(482c) Understanding the Thermodynamics and Kinetics for Water-Splitting in Micropatterned Bipolar Membranes

The palette of applications for bipolar membranes (BPMs) has expanded in recent years to numerous electrochemical energy and conversion applications including fuel cells, electrolyzers, and photoelectrochemical cells. BPMs have historically been deployed in electrodialysis setups for mineral acid and base production. The need to have disparate pH environments in electrochemical cells, and prevent species crossover, have motivated researchers to examine BPMs as an electrolyte separator. BPMs have the unique capability to split water into protons and hydroxide ions charge carriers in addition to conducting those ions in opposite directions to maintain current flow in the electrochemical setup. A BPM consists of a cation exchange membrane (CEM) appended to an anion exchange membrane (AEM) that have intimate contact and feature a water dissociation catalyst between the individual membrane layers.
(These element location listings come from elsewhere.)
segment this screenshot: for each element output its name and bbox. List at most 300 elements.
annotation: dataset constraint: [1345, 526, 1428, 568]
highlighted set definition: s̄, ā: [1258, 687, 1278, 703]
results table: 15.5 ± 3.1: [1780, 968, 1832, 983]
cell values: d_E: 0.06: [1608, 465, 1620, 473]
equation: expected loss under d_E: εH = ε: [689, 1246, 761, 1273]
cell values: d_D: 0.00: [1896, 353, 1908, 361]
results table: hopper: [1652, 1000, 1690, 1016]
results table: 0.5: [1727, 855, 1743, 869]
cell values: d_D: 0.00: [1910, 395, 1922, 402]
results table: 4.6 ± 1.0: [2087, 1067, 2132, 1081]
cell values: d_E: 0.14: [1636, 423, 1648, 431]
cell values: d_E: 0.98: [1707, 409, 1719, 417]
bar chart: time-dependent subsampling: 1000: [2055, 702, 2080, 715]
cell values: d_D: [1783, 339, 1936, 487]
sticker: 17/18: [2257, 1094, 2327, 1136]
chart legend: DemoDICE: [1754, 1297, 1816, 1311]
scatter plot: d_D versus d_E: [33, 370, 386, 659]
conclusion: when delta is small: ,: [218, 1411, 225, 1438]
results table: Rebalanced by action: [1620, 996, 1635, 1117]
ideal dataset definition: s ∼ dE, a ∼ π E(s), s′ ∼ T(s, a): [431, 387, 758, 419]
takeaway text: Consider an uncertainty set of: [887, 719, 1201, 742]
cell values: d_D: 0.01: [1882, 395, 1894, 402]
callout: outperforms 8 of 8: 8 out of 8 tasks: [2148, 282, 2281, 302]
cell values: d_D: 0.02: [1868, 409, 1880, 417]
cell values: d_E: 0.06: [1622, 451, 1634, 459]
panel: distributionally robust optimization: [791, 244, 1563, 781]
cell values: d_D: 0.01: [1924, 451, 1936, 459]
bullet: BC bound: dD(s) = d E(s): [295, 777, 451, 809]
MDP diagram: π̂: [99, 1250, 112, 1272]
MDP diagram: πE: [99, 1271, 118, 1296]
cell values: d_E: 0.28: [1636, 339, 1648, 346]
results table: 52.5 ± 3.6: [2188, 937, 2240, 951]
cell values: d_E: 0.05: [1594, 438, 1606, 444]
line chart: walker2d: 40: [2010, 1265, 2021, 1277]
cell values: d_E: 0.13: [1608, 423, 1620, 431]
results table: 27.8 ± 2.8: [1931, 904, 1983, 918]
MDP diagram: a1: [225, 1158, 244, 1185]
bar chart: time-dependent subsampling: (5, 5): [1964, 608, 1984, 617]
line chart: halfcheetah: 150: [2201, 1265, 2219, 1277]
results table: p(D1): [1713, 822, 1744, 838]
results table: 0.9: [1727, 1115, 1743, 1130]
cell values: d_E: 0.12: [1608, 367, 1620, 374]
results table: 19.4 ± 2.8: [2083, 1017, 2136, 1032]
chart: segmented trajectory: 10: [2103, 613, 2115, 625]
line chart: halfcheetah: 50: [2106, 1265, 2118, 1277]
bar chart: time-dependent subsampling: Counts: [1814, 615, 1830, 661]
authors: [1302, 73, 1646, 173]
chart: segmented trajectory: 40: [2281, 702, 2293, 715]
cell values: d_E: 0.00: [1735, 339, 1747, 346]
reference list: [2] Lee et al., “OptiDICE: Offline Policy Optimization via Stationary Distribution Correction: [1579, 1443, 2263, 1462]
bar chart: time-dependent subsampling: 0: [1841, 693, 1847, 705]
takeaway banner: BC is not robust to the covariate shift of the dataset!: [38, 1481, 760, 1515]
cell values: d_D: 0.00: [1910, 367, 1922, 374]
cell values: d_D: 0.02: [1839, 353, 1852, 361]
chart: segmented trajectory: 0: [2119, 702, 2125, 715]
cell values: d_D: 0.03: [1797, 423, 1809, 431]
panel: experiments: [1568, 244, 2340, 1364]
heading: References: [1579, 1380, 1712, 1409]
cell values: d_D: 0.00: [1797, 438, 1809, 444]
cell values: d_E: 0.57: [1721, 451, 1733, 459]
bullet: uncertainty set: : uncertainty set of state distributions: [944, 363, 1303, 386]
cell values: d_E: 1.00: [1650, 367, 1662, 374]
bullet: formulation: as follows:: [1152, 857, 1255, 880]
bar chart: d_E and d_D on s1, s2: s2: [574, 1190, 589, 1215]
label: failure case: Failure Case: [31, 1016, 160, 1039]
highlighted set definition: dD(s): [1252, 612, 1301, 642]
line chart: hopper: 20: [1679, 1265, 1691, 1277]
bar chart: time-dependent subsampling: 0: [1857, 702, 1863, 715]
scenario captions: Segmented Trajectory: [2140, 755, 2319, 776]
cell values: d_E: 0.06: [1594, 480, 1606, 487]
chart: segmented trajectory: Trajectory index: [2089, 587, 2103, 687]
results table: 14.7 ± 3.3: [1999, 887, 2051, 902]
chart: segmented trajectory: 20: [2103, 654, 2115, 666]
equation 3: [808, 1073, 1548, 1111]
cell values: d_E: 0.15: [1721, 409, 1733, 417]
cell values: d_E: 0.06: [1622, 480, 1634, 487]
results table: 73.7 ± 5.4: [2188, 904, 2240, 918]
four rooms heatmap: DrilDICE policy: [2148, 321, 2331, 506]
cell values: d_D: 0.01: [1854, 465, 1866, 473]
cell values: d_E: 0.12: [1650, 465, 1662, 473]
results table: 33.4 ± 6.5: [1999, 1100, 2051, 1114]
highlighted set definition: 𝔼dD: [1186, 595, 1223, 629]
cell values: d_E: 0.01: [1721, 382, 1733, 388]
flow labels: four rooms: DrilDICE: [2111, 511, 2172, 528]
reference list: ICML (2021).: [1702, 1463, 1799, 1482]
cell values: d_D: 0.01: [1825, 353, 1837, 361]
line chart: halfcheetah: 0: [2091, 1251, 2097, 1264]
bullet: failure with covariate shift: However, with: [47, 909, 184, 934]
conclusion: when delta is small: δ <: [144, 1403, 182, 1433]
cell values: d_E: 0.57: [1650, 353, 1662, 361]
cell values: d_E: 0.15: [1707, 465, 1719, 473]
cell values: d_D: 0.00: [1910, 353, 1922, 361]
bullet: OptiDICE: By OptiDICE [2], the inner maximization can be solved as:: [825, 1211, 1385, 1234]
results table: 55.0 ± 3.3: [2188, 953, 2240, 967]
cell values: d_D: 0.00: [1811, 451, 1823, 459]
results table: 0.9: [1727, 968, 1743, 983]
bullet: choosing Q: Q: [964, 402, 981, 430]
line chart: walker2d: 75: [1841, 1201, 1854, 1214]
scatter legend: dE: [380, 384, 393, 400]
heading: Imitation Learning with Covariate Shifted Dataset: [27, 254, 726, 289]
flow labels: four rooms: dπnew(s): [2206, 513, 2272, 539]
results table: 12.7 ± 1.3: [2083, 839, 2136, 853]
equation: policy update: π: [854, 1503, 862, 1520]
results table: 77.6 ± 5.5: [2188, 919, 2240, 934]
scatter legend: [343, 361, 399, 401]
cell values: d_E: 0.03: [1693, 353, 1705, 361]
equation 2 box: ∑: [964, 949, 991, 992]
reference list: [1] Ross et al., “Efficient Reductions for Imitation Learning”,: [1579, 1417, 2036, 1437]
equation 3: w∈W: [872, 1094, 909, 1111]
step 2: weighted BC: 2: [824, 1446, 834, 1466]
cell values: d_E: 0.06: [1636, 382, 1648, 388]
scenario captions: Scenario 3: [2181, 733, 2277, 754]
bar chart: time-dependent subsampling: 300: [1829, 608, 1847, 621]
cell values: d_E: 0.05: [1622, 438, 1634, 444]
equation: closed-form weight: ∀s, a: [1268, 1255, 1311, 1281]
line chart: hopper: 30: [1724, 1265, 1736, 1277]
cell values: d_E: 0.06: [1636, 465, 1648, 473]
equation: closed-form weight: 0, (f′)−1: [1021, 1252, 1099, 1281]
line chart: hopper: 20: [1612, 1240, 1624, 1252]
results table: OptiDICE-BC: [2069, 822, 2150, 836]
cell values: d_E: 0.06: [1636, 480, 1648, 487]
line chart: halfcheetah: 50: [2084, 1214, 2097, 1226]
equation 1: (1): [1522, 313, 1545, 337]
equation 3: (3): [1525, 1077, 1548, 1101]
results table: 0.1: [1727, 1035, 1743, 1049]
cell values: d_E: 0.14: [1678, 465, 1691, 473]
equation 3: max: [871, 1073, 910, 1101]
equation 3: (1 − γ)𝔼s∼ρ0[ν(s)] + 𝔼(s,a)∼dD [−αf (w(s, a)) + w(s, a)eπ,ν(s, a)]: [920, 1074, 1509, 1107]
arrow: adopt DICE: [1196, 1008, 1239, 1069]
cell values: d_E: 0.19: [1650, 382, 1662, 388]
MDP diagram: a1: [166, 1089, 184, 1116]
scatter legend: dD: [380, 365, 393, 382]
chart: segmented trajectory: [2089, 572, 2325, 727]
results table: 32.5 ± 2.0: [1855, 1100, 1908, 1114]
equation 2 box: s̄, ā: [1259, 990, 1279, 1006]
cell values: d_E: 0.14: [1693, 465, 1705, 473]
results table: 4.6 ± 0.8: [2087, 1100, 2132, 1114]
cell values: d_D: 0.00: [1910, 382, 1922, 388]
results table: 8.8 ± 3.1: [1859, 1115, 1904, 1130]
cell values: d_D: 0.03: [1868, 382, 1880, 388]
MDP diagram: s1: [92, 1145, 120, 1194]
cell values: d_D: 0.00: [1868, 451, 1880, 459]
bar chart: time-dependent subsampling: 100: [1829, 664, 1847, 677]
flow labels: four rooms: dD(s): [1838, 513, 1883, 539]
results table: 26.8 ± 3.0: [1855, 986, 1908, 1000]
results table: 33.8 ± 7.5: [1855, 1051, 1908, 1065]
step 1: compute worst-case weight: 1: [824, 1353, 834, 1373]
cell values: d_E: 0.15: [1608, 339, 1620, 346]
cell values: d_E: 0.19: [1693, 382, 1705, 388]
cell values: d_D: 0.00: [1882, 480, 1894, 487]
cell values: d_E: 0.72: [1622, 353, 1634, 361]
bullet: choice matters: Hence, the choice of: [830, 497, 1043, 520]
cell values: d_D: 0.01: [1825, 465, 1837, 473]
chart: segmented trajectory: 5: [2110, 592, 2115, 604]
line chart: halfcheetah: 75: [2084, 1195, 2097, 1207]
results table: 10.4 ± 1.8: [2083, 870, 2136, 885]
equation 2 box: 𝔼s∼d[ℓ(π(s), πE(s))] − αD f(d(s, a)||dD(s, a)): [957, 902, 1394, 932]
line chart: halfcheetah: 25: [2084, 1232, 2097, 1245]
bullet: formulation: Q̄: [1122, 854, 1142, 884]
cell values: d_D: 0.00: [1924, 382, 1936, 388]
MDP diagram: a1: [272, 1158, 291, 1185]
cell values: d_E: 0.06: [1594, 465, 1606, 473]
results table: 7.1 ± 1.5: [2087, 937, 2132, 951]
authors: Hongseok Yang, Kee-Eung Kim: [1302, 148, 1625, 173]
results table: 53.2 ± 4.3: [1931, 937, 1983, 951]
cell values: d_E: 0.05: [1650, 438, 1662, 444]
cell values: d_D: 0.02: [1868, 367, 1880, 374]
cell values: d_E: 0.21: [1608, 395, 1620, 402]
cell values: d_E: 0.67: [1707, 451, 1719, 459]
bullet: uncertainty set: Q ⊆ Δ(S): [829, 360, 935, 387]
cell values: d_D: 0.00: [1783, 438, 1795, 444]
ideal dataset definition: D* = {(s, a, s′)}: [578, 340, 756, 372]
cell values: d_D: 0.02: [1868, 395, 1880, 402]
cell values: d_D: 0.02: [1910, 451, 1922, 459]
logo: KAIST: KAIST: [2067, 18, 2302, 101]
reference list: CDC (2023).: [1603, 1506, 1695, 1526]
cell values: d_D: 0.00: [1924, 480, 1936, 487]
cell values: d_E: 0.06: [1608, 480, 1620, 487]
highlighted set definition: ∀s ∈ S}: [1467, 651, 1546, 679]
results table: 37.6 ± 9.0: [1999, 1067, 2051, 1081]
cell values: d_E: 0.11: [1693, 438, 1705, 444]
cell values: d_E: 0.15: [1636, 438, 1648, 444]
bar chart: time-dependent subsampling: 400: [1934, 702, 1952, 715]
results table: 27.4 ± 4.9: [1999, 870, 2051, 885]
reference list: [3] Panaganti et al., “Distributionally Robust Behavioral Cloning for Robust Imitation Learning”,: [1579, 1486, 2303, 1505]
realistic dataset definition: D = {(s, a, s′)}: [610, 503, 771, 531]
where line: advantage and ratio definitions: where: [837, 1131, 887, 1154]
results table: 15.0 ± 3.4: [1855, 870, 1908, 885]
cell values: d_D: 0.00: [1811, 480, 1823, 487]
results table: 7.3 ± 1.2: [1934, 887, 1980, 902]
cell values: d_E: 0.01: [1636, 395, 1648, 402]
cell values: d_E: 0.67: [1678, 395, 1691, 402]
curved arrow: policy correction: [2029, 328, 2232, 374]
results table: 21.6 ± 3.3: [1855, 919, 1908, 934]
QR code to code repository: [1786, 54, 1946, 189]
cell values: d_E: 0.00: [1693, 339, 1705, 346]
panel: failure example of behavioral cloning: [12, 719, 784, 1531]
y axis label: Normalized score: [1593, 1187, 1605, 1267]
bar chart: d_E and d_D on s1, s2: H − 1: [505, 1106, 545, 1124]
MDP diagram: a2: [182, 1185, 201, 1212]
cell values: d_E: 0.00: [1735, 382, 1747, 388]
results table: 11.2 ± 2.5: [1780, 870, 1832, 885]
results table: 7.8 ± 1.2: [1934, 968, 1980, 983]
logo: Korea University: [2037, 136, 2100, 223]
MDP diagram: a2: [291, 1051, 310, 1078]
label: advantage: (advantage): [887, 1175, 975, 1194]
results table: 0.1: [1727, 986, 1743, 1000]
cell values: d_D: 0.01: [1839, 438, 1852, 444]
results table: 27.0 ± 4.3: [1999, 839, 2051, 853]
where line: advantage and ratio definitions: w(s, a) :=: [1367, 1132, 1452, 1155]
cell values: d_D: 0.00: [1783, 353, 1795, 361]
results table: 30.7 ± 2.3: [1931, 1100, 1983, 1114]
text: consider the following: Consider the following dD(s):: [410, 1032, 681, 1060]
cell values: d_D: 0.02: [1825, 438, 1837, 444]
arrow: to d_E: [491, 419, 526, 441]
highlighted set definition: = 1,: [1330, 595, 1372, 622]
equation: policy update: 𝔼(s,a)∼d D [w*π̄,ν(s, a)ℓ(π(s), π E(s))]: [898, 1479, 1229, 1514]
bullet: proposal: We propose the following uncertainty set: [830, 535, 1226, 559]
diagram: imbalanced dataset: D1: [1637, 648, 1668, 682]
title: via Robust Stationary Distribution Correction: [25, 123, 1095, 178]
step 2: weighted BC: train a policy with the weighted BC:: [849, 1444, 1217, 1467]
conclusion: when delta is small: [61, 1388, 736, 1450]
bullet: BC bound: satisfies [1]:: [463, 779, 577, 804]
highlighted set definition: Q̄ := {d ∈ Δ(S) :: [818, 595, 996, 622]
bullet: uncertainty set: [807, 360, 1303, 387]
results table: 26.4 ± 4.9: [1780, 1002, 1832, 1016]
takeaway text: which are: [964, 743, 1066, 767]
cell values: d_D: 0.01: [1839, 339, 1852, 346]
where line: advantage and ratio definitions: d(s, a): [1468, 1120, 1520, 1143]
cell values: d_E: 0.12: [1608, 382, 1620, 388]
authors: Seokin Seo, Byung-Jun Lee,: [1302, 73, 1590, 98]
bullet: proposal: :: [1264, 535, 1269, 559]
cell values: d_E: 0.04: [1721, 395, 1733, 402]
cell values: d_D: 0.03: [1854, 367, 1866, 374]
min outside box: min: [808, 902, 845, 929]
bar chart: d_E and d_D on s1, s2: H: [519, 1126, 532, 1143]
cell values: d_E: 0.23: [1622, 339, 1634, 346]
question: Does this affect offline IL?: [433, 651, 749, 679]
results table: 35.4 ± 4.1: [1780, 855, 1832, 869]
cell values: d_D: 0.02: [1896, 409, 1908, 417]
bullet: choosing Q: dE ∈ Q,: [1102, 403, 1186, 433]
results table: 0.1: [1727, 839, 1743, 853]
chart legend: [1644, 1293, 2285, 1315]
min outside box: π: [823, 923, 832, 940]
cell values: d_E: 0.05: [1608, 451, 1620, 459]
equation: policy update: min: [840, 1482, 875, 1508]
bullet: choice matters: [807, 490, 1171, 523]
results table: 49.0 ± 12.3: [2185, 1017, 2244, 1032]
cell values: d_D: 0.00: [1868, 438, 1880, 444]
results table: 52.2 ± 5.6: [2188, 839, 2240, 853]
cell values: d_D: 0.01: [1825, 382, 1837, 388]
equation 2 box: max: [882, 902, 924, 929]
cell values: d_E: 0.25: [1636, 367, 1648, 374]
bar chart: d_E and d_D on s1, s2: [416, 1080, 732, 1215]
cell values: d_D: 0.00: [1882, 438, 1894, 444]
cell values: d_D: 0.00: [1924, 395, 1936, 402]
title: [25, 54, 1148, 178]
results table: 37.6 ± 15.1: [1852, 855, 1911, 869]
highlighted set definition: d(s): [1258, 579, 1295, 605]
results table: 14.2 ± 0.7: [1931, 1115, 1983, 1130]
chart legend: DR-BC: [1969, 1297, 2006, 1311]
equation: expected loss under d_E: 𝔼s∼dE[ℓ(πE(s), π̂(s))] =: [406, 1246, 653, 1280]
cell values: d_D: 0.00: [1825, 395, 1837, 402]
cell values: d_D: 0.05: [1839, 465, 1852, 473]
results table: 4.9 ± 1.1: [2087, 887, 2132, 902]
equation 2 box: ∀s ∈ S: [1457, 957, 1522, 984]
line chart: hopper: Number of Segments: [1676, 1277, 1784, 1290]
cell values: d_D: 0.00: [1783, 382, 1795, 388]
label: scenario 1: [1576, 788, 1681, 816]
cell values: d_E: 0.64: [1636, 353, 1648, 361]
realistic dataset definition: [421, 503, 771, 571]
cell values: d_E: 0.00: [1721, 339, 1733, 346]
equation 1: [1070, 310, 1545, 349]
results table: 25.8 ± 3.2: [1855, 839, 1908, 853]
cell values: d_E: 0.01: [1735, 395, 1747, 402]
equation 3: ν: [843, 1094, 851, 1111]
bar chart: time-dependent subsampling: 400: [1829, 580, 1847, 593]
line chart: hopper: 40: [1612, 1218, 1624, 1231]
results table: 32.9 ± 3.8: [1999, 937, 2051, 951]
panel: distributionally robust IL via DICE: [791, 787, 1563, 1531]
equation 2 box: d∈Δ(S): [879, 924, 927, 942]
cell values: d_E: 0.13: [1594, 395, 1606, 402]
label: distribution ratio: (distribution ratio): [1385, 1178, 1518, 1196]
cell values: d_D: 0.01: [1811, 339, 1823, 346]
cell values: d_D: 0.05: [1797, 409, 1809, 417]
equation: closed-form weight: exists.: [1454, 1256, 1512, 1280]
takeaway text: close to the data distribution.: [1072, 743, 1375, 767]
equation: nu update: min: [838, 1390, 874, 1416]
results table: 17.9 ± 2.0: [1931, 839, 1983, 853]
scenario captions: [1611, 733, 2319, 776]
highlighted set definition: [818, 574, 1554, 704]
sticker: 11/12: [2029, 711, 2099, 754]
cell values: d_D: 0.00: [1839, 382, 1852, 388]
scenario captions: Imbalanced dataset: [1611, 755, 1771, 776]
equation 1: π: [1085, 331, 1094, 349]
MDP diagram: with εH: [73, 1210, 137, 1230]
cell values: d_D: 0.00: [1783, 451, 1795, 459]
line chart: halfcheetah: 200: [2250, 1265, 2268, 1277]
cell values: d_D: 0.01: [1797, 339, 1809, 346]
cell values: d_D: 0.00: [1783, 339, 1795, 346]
Most materials related research for BPMs has focused on water-dissociation catalysts. There are few reports that investigate the importance of high-quality bipolar junction interfaces for improving water-splitting in BPMs. Although it has been shown that intimate contact between the oppositely charged layers at the interface improves BPM performance, no model or scaling relationships exists that relate bipolar junction interfacial area to the on-set potential for water-splitting and the current density to water-splitting. Our research has aimed to address this knowledge gap by preparing BPMs with systematically varied interfacial area values using soft lithography. Polarization experiments with the new, micropatterned interface BPMs reveal a 250 mV reduction in the on-set potential when increasing the interfacial area by 2.2x. With respect to current density, the same increase in interfacial area resulted in a 15% increase in current density at 2 V (i.e., marginal improvement). This talk explains these observations by examining the change in local electric field using Poisson-Boltzmann equation and limitations in enhancing reaction kinetics due to mass transfer. Finally, the soft-lithography approach devised was successful for making BPMs with different chemistries ranging from perfluorinated AEMs and CEMs to alkaline stable, ether-free poly(arylene) hydrocarbon AEMs. These polymer chemistries are more robust for fuel cell and electrolysis applications.

This work was supported from NSF Award #: 1703307.